Funkenflug vor dem Atomstromgipfel
Die Blockadehaltung des Wirtschaftsministers stößt Umweltorganisationen sauer auf. Kanzler Faymann bleibt in Deckung.

Am 11. März dieses Jahres nahm die Unfallserie im AKW Fukushima ihren fatalen Lauf. In unmittelbarer Reaktion darauf beschloss die heimische Regierung nur elf Tage später in einem „Schulterschluss“ den Aktionsplan „Raus aus Atom“. Europa soll atomfrei werden, lautete das Credo. „Wer jetzt noch parteipolitisches Kleingeld machen will, der hat nichts begriffen“, sagte Umweltminister Niki Berlakovich (VP) damals.

Neun Monate später läuft es allerdings genau darauf hinaus. Österreich werde in Sachen Atomstrom-Importverbot keine Vorreiterrolle übernehmen, sagte Reinhold Mitterlehner (VP) vorige Woche. Das Verbot wird von Umweltorganisationen seit Monaten gefordert. Der Wirtschaftsminister griff damit dem für den 16. Jänner geplanten zweiten Atomstromgipfel vor, zu dem Bundeskanzler Werner Faymann (SP) lädt.

Der Koalitionspartner wolle dem Kanzler – der das Thema mit dem ersten Gipfel im Sommer aktiv aufgegriffen hat – diesen Erfolg wohl nicht gönnen, wird in sozialdemokratischen Kreisen gemutmaßt. Faymann selbst hält sich noch bedeckt. Man wolle sich im Vorfeld des Gipfels nicht äußern, sondern mit den Umweltorganisationen erörtern, was möglich sei, sagt Faymann-Sprecher Nedeljko Bilalic.

Vorstoß

Die NGOs ihrerseits fühlen sich vor den Kopf gestoßen. „Mitterlehner spielt nicht mit offenen Karten“, sagt der Global-2000-Energieexperte Reinhard Uhrig. Den Vorstoß des Wirtschaftsministers bezeichnet er als „Unfriendly Act“.

Die Flinte wolle man freilich nicht ins Korn werfen, sondern weiter mit Fakten argumentieren. Beispielsweise habe man zwei unabhängige Rechtsgutachten eingeholt, die die Möglichkeit eines Atomstrom-Importverbotes bestätigen.
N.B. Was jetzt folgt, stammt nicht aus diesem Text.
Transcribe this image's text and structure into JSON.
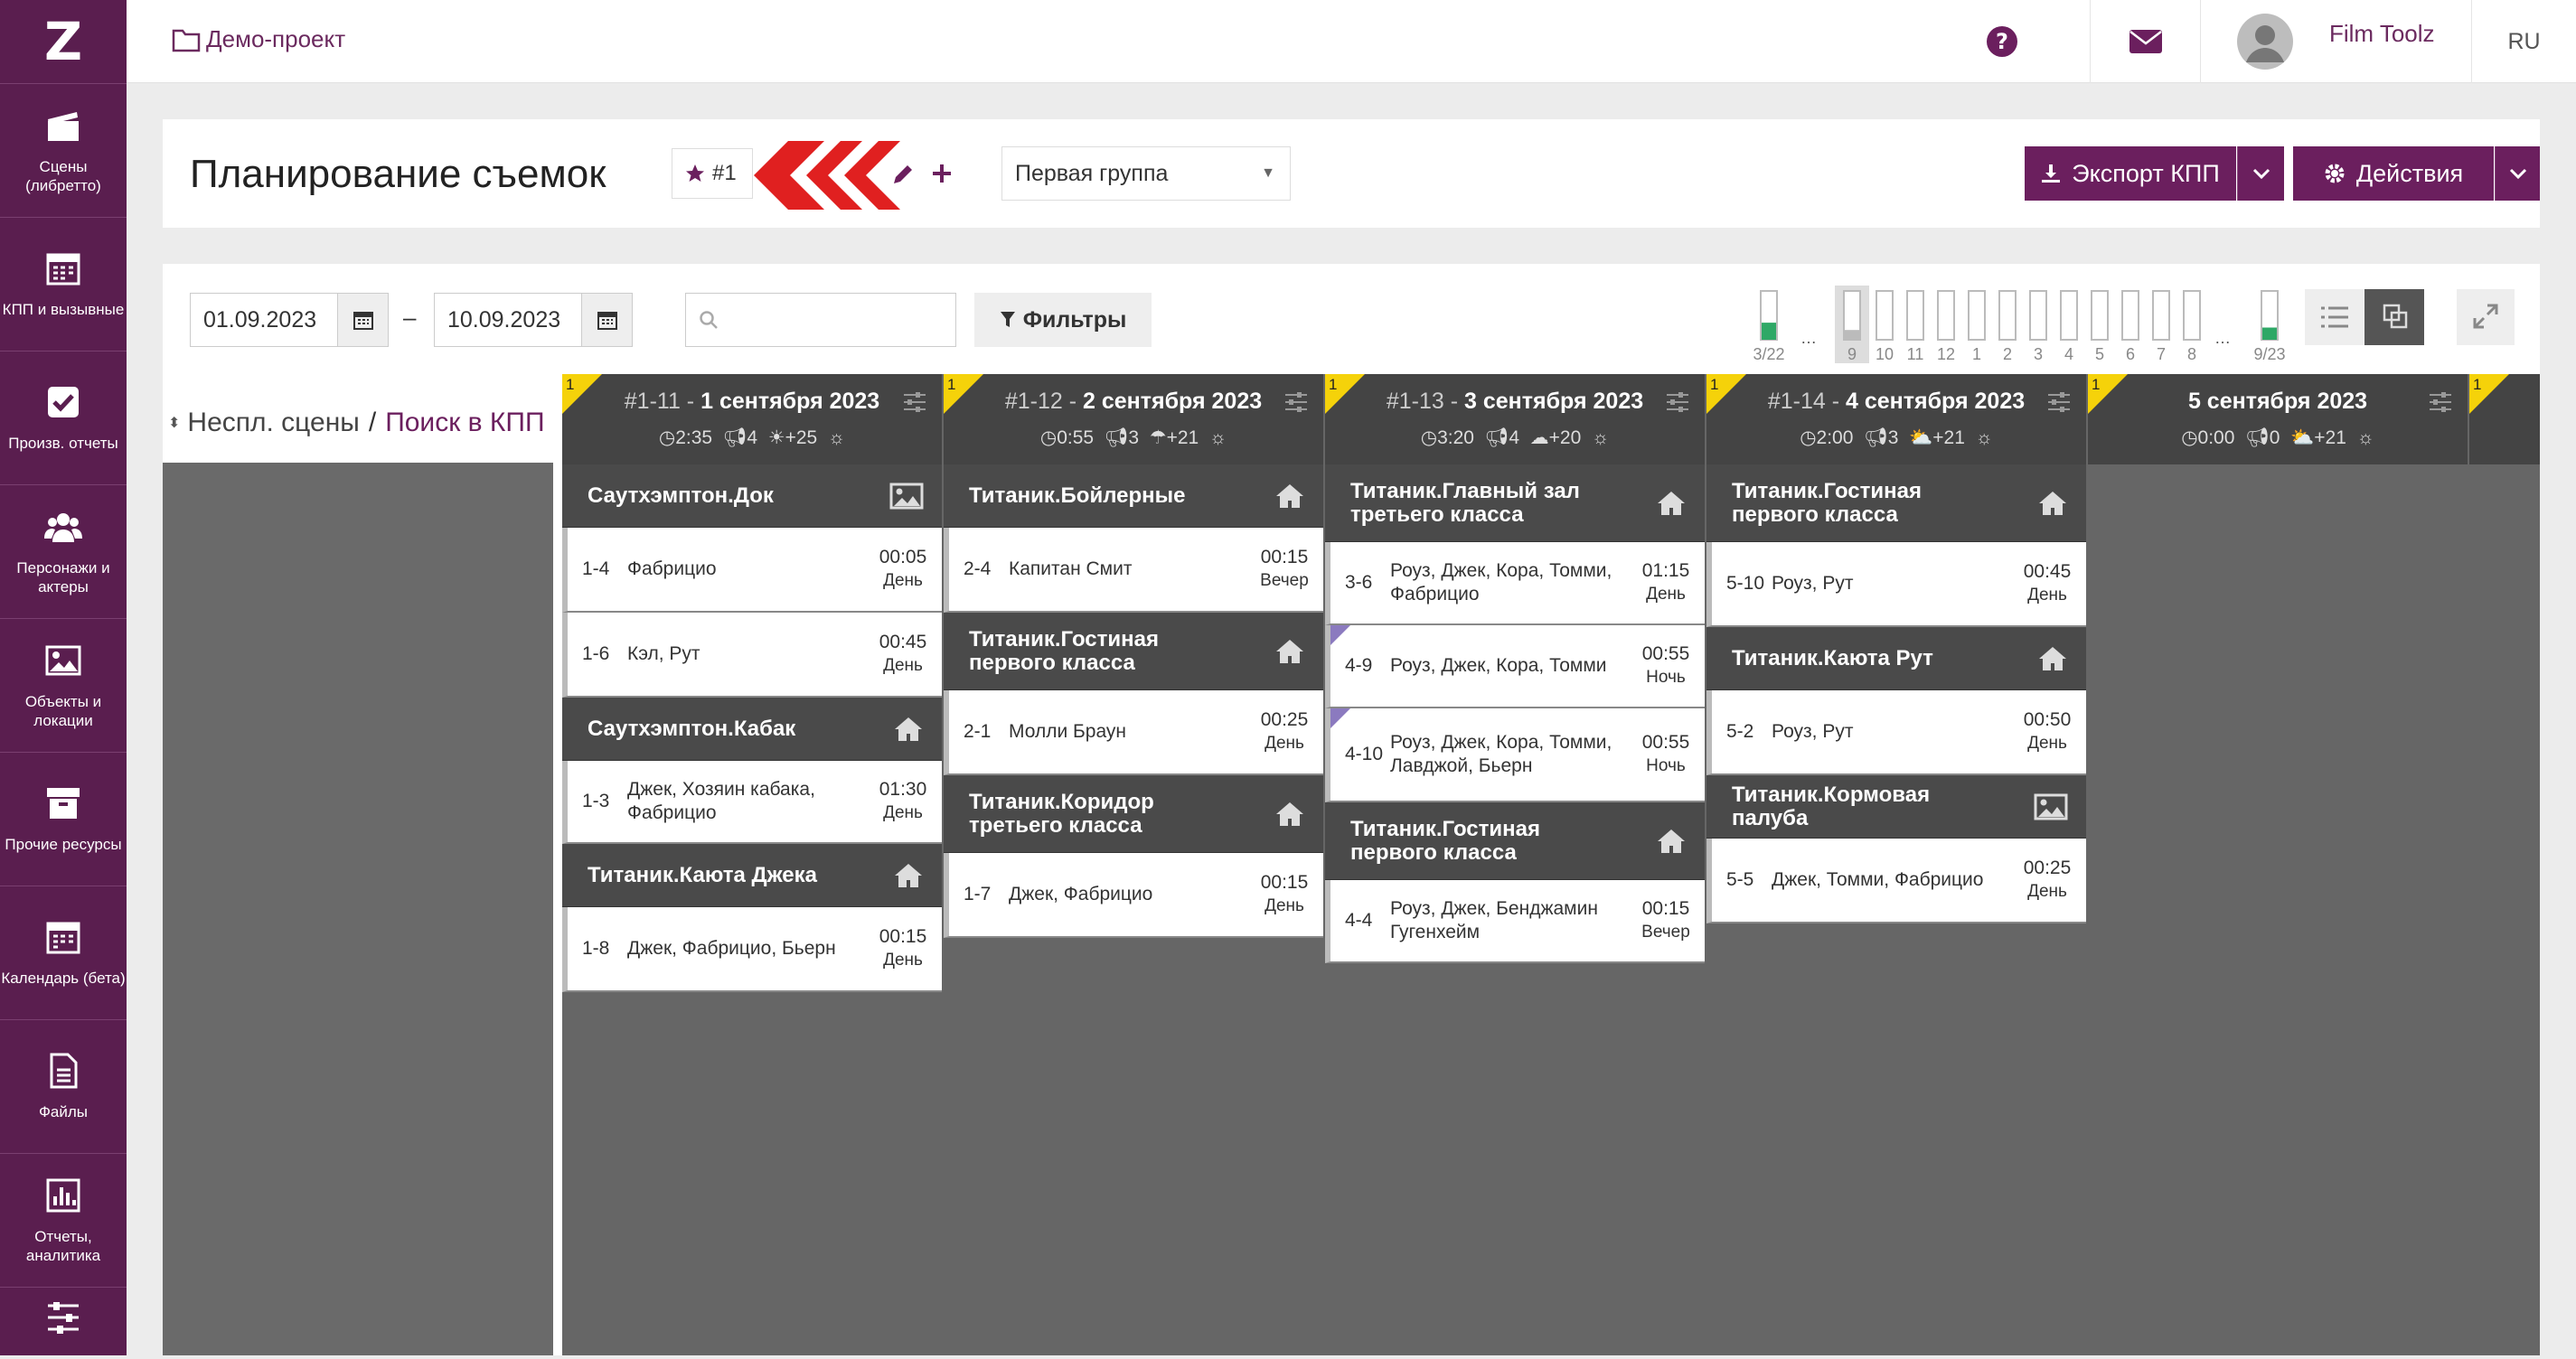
{
  "topbar": {
    "project": "Демо-проект",
    "user": "Film Toolz",
    "lang": "RU"
  },
  "sidebar": {
    "logo": "Z",
    "items": [
      {
        "label": "Сцены (либретто)",
        "icon": "clapperboard-icon"
      },
      {
        "label": "КПП и вызывные",
        "icon": "calendar-grid-icon"
      },
      {
        "label": "Произв. отчеты",
        "icon": "checkbox-icon"
      },
      {
        "label": "Персонажи и актеры",
        "icon": "users-icon"
      },
      {
        "label": "Объекты и локации",
        "icon": "image-icon"
      },
      {
        "label": "Прочие ресурсы",
        "icon": "archive-icon"
      },
      {
        "label": "Календарь (бета)",
        "icon": "calendar-icon"
      },
      {
        "label": "Файлы",
        "icon": "file-icon"
      },
      {
        "label": "Отчеты, аналитика",
        "icon": "bar-chart-icon"
      },
      {
        "label": "",
        "icon": "sliders-icon"
      }
    ]
  },
  "header": {
    "title": "Планирование съемок",
    "variant": "#1",
    "group": "Первая группа",
    "export": "Экспорт КПП",
    "actions": "Действия"
  },
  "toolbar": {
    "date_from": "01.09.2023",
    "date_to": "10.09.2023",
    "dash": "–",
    "search_placeholder": "",
    "filters": "Фильтры"
  },
  "day_bars": {
    "labels": [
      "3/22",
      "…",
      "9",
      "10",
      "11",
      "12",
      "1",
      "2",
      "3",
      "4",
      "5",
      "6",
      "7",
      "8",
      "…",
      "9/23"
    ],
    "fills": [
      0.35,
      0,
      0.2,
      0,
      0,
      0,
      0,
      0,
      0,
      0,
      0,
      0,
      0,
      0,
      0,
      0.25
    ]
  },
  "left": {
    "unused": "Неспл. сцены",
    "sep": "/",
    "search": "Поиск в КПП"
  },
  "days": [
    {
      "num": "1",
      "prefix": "#1-11 - ",
      "date": "1 сентября 2023",
      "dur": "2:35",
      "cast": "4",
      "weather": "☀",
      "temp": "+25",
      "blocks": [
        {
          "loc": "Саутхэмптон.Док",
          "type": "image-icon",
          "scenes": [
            {
              "id": "1-4",
              "chars": "Фабрицио",
              "time": "00:05",
              "tod": "День"
            },
            {
              "id": "1-6",
              "chars": "Кэл, Рут",
              "time": "00:45",
              "tod": "День"
            }
          ]
        },
        {
          "loc": "Саутхэмптон.Кабак",
          "type": "home-icon",
          "scenes": [
            {
              "id": "1-3",
              "chars": "Джек, Хозяин кабака, Фабрицио",
              "time": "01:30",
              "tod": "День"
            }
          ]
        },
        {
          "loc": "Титаник.Каюта Джека",
          "type": "home-icon",
          "scenes": [
            {
              "id": "1-8",
              "chars": "Джек, Фабрицио, Бьерн",
              "time": "00:15",
              "tod": "День"
            }
          ]
        }
      ]
    },
    {
      "num": "1",
      "prefix": "#1-12 - ",
      "date": "2 сентября 2023",
      "dur": "0:55",
      "cast": "3",
      "weather": "☂",
      "temp": "+21",
      "blocks": [
        {
          "loc": "Титаник.Бойлерные",
          "type": "home-icon",
          "scenes": [
            {
              "id": "2-4",
              "chars": "Капитан Смит",
              "time": "00:15",
              "tod": "Вечер"
            }
          ]
        },
        {
          "loc": "Титаник.Гостиная первого класса",
          "type": "home-icon",
          "scenes": [
            {
              "id": "2-1",
              "chars": "Молли Браун",
              "time": "00:25",
              "tod": "День"
            }
          ]
        },
        {
          "loc": "Титаник.Коридор третьего класса",
          "type": "home-icon",
          "scenes": [
            {
              "id": "1-7",
              "chars": "Джек, Фабрицио",
              "time": "00:15",
              "tod": "День"
            }
          ]
        }
      ]
    },
    {
      "num": "1",
      "prefix": "#1-13 - ",
      "date": "3 сентября 2023",
      "dur": "3:20",
      "cast": "4",
      "weather": "☁",
      "temp": "+20",
      "blocks": [
        {
          "loc": "Титаник.Главный зал третьего класса",
          "type": "home-icon",
          "scenes": [
            {
              "id": "3-6",
              "chars": "Роуз, Джек, Кора, Томми, Фабрицио",
              "time": "01:15",
              "tod": "День"
            },
            {
              "id": "4-9",
              "chars": "Роуз, Джек, Кора, Томми",
              "time": "00:55",
              "tod": "Ночь",
              "night": true
            },
            {
              "id": "4-10",
              "chars": "Роуз, Джек, Кора, Томми, Лавджой, Бьерн",
              "time": "00:55",
              "tod": "Ночь",
              "night": true
            }
          ]
        },
        {
          "loc": "Титаник.Гостиная первого класса",
          "type": "home-icon",
          "scenes": [
            {
              "id": "4-4",
              "chars": "Роуз, Джек, Бенджамин Гугенхейм",
              "time": "00:15",
              "tod": "Вечер"
            }
          ]
        }
      ]
    },
    {
      "num": "1",
      "prefix": "#1-14 - ",
      "date": "4 сентября 2023",
      "dur": "2:00",
      "cast": "3",
      "weather": "⛅",
      "temp": "+21",
      "blocks": [
        {
          "loc": "Титаник.Гостиная первого класса",
          "type": "home-icon",
          "scenes": [
            {
              "id": "5-10",
              "chars": "Роуз, Рут",
              "time": "00:45",
              "tod": "День"
            }
          ]
        },
        {
          "loc": "Титаник.Каюта Рут",
          "type": "home-icon",
          "scenes": [
            {
              "id": "5-2",
              "chars": "Роуз, Рут",
              "time": "00:50",
              "tod": "День"
            }
          ]
        },
        {
          "loc": "Титаник.Кормовая палуба",
          "type": "image-icon",
          "scenes": [
            {
              "id": "5-5",
              "chars": "Джек, Томми, Фабрицио",
              "time": "00:25",
              "tod": "День"
            }
          ]
        }
      ]
    },
    {
      "num": "1",
      "prefix": "",
      "date": "5 сентября 2023",
      "dur": "0:00",
      "cast": "0",
      "weather": "⛅",
      "temp": "+21",
      "blocks": []
    }
  ],
  "colors": {
    "brand": "#5a1e4f",
    "button": "#6b1f5e",
    "accent_red": "#e02020",
    "bar_green": "#2ea866"
  }
}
Vor einem Komplettverbot bis 2020 drängt Global 2000 in einem ersten Schritt auf ein Verbot des sogenannten „Stroms unbekannter Herkunft“ bis 2015. In diesem über Börsen gehandelten Strom ist derzeit Atomstrom versteckt. Jede Kilowattstunde Strom, die über die Grenze nach Österreich kommt, soll in Zukunft mit Herkunfts-Zertifikaten versehen werden. Die Kosten dafür beziffert Uhrig auf jährlich maximal 28 Millionen Euro. Auf die Endkunden heruntergebrochen seien das lediglich rund zwei Euro pro Jahr.
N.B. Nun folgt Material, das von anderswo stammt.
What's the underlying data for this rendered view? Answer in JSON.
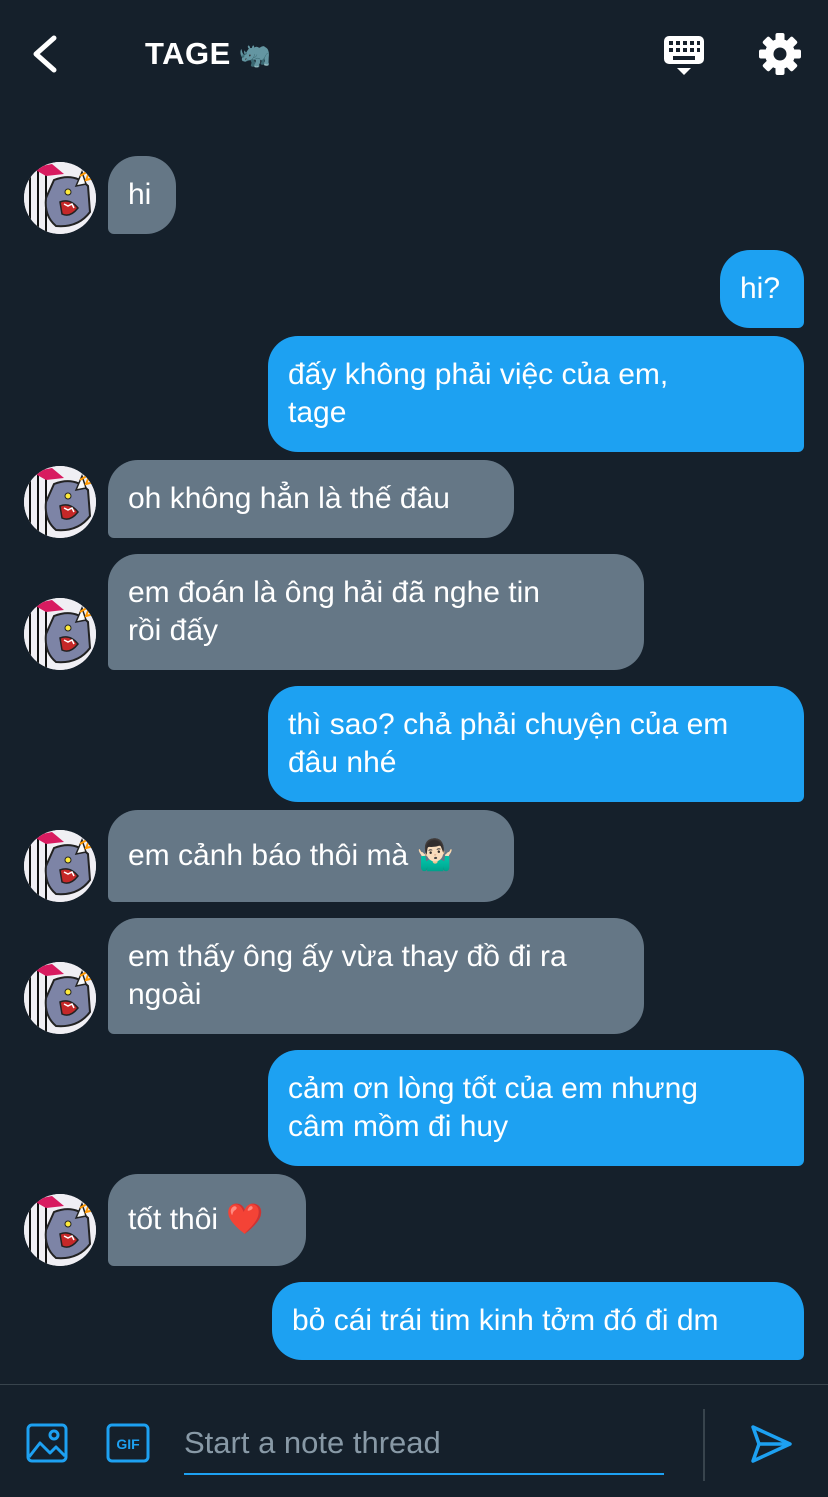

Es gehe darum, den AKW-Betreibern die wirtschaftliche Grundlage zu entziehen. Österreichs Stromkunden finanzieren ungewollt die Atomlobby mit mehreren Hundert Millionen Euro jährlich, sagt Greenpeace-Energiesprecher Jurrien Westerhof. „Alle zehn Jahre finanzieren wir so einen neuen Atomreaktor.“ Allein mit der Ankündigung, Österreich werde bis 2020 keinen Atomstrom mehr importieren, würden sich Atomkonzerne den Bau neuer Reaktoren zwei mal überlegen.

E-Branche

Funkenflug vor dem Atomstromgipfel

Peter Layr, Präsident des Interessenverbandes Österreichs Energie, stellt dies gar nicht in Abrede. „Ein gutes Zertifikate-System hat einen Lenkungseffekt weg von Atomkraft und verschlechtert die Marktchancen von Kernenergie.“ Der Wunsch nach einem generellen Importverbot sei nachvollziehbar, aber nicht der beste Weg. Die Umsetzbarkeit sei im europäischen Markt nicht einfach.

In der E-Branche gibt es noch kritischere Stimmen, wie den Kelag-Chef Hermann Egger. An einem Zertifikate-Kauf aus dem Ausland werde er sich nicht beteiligen, sagte er der Kleinen Zeitung. Auch für Energie-AG-Boss Leo Windtner sei der „Zertifikate-Kauf zu hinterfragen“. Einhellige Meinung der Branche: Mit dem Ausbau der Eigenerzeugung würde man die Notwendigkeit von Importen verringern – und somit den Atomstrom schrittweise reduzieren.